With such a burdensome load, Oleksy says she is thrilled to be here, deep in research in the Deep South. "This is such a treat," she says.

In Oxford since February 15, Oleksy is working on a book exploring "women's bonding in contemporary Southern fiction and films." She is still mulling the title, but is considering Buddies, she says with a smile. The book will have three parts: bonding among black women, bonding among white women, and bonding across racial lines. She is tapping such disparate sources as Willa Cather's Sapphira and the Slave Girl and the papers of the United Daughters of the Confederacy.

The book will embody a relative new technique Oleksy has been using lately in her teaching--the comparative coupling of literature and film. She and her students in Poland have considered, for example, friendships of black and white women in Passion Fish and the Ellen Douglas novel Can't Quit You, Baby, and the beauty parlor banter of Steel Magnolias and Eudora Welty's short story "Petrified Man."

A frequent visitor to the United States, Oleksy earlier was a serious student of Walker Percy, even devoting a chapter to the Catholic writer in her dissertation on postmodern American novels. A highlight for her came in April 1984, during a visit to Louisiana State University. She managed to get a daylong interview with Percy at his home in Covington, Louisiana. That interview eventually was published (More Conversations with Walker Percy, ed. Lewis A. Lawson and Victor A. Kramer, University Press of Mississippi, 1993) and Oleksy corresponded with Percy until his death in 1990.

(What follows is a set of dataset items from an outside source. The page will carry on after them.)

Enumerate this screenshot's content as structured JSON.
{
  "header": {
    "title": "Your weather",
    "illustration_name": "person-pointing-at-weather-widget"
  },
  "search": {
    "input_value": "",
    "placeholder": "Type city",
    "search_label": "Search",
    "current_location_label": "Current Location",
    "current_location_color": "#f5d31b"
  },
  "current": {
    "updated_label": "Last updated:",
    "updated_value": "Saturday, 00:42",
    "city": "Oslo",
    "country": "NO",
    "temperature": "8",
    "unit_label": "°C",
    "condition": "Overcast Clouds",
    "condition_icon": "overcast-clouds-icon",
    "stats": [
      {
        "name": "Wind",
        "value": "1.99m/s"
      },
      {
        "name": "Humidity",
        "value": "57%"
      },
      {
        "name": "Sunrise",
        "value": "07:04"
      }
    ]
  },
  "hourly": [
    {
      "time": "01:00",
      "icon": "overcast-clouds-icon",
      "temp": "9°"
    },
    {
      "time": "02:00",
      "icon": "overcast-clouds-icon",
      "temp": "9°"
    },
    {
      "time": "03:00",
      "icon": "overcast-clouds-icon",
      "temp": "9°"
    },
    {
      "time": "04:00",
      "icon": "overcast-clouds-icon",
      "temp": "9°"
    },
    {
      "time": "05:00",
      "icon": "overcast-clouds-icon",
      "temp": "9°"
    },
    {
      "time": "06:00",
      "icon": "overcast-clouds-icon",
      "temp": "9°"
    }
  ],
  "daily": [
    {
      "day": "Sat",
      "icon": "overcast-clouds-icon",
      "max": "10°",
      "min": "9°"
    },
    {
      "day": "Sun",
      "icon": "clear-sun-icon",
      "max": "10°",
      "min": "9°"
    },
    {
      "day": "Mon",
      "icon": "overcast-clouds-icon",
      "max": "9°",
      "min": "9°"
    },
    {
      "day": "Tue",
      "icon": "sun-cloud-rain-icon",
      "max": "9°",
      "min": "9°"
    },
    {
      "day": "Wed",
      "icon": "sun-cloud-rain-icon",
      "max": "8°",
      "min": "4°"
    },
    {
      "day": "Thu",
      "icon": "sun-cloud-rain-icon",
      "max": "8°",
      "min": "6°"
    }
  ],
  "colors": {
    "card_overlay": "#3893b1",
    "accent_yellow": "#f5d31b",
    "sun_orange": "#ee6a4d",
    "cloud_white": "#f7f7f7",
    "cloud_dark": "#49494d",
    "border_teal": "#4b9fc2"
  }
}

Why her interest in the South? Oleksy says she sees a lot of kinship between the region and Poland, especially where women are concerned. "I think the South is a fairly traditional society still," she says.

Oleksy is quick to qualify that a traditional society can be the object of ridicule, but it also can be valued. Consider Poland, where life for women is a study in paradox, she says. They value their freedom, but also yearn for the traditional family life. They rarely have much voice in the heavy stuff of politics or economics and still revel in traditions like hand-kissing, yet most Polish women would say they enjoy good standing compared to women in other places.

Of course, women under Communism were constitutionally equal to men, which in reality was "rubbish," Oleksy says.

Lately, Polish women have gained a higher profile globally, in part thanks to Oleksy. In 1995 she guest edited a special issue of Women's Studies International Forum devoted entirely to Polish women in all aspects of life.

Oleksy, for one, has struck an impressive balance of career and family. At age 50 she has traveled widely and excelled as a scholar, and also raised a son with her linguist husband, Wieslaw Oleksy.

These days, Poland is undergoing considerable political upheaval, in a way coming full circle from the "bloodless revolution" of 1989, Oleksy says. Although Poland is doing well economically--Business Week recently tagged it the "rising star of Europe"-- repackaged Communists nevertheless have managed to retake the government. Sweeping change, of course, is not unusual for this New Mexico-sized nation, through history a frequent victim of conquest, partition and control at the hands of its powerful neighbors.

For you students of Polish life, let it be known that Oleksy--whose name is uncommon in Poland--is not related to former Prime Minister Jozef Oleksy, now facing accusations that he was a spy for the Soviet KGB.

Come what may back home, Oleksy is enjoying her latest foray into America, its letters and films. She plans to stay in Oxford through the Spring Semester, and maybe longer. Her visit is sponsored by a Polish-American foundation, but a Fulbright scholarship will fund a further year's stay in the United States beginning in August.